Study Design: Cross-sectional survey and retrospective review of prospectively-collected data. Objective: To investigate return to activities among adult spinal deformity (ASD) patients following long-segment fusion to the pelvis. Summary of Background Data: No prior studies have assessed the extent and timing of return to employment, driving, and walking among a single cohort of ASD patients. Methods: Patients who underwent thoracolumbar ASD surgery between 2016-2021 with ≥1 year follow-up were included (posterior-only, ≥3 levels of fusion to pelvis). A cross-sectional survey was implemented to evaluate preoperative and postoperative activity tolerance. Patients were categorized into (1)Better/Unchanged or (2)Worse groups based on their postoperative activity tolerance to allow for comparison of demographics and perioperative variables. Results: Ninety-five patients were included (mean age:64.3±10.1 years; body mass index (BMI):27.3±6.1 kg/m2; levels fused:8 [range 3-16]; follow-up:43.5 months). Most patients endorsed improved capacity to walk (improved:64.2%, unchanged:17.9%, worse:17.9%) and navigate stairs (improved:52.6%, unchanged:33.7%, worse:13.7%) postoperatively. Seventy-five (97.4%) patients returned to driving (4.1±10.8 months) and 44 (88.0%) patients returned to work (5.4±8.0 months).

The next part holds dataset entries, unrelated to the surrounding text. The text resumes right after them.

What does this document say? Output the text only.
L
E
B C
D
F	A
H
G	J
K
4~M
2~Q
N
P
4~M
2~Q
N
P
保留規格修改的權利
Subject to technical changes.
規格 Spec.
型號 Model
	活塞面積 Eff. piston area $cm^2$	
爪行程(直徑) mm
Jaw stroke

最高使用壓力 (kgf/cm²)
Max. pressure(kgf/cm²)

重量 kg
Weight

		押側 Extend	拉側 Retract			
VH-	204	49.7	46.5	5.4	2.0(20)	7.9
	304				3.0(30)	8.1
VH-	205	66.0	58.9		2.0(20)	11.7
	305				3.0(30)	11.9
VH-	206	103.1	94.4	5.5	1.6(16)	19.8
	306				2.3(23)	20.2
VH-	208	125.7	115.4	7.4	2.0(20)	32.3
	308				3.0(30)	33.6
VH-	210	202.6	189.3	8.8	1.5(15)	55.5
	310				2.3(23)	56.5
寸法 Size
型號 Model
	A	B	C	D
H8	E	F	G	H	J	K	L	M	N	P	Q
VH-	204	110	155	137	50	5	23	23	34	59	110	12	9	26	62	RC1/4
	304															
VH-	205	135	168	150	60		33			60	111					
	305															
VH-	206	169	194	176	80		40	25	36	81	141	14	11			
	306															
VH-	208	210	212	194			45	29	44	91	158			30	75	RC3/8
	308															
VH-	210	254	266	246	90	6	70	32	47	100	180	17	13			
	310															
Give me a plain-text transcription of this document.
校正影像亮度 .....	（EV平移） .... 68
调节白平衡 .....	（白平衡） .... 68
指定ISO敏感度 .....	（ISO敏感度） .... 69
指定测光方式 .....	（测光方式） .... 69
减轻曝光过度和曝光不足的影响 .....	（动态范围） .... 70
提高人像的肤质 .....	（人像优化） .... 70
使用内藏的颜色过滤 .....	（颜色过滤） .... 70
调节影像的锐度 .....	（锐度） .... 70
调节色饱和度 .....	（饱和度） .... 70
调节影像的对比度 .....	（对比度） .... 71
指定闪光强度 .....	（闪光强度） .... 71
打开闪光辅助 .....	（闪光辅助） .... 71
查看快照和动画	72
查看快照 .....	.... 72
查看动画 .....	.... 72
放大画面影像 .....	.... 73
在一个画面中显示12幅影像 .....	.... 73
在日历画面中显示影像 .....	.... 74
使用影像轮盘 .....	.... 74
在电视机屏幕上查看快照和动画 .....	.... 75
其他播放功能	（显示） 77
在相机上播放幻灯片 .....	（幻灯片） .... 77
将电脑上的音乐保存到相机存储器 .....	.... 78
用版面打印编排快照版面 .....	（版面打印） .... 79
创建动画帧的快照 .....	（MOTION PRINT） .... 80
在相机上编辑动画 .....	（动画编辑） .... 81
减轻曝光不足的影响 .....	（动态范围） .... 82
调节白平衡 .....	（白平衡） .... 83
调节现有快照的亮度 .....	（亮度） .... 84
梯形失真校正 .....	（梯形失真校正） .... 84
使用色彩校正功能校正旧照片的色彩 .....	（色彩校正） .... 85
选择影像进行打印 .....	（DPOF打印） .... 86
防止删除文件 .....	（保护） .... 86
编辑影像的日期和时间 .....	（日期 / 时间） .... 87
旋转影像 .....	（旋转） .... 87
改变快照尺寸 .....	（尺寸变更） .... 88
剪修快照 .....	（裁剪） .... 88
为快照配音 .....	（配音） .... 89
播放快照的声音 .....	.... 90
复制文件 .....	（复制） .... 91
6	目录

Patients with decreased walking tolerance were more likely to have greater lumbar lordosis correction (37.2±10.5° vs. 18.6±16.7°, P=0.02) and worse Patient-Reported Outcomes Measurement Information System Physical Function (PROMIS-PF) at long-term follow-up (40.2±11.0 vs. 48.0±9.6, P=0.03). Patients with decreased ability to navigate stairs were more likely to have undergone revision fusion (69.2% vs. 28.0%, P=0.003) and have greater BMI (30.7±5.8 vs. 26.7±6.0 kg/m2, P=0.04). Patients requiring the use of a postoperative assistive walking device were more likely to have undergone revision fusion (66.7% vs. 27.5%, P=0.003), exhibit greater BMI (31.4±7.2 vs. 26.5±5.6 kg/m2, P=0.004), longer operative times (285.1±79.9 vs. 244.5±63.4 minutes, P=0.03), and worse PROMIS-PF at long-term follow-up (39.9±5.1 vs. 47.7±10.5, P=0.04). Conclusion: Despite the reduced range of motion caused by spinopelvic fusion, a majority of patients are able to successfully return to ADLs after deformity surgery.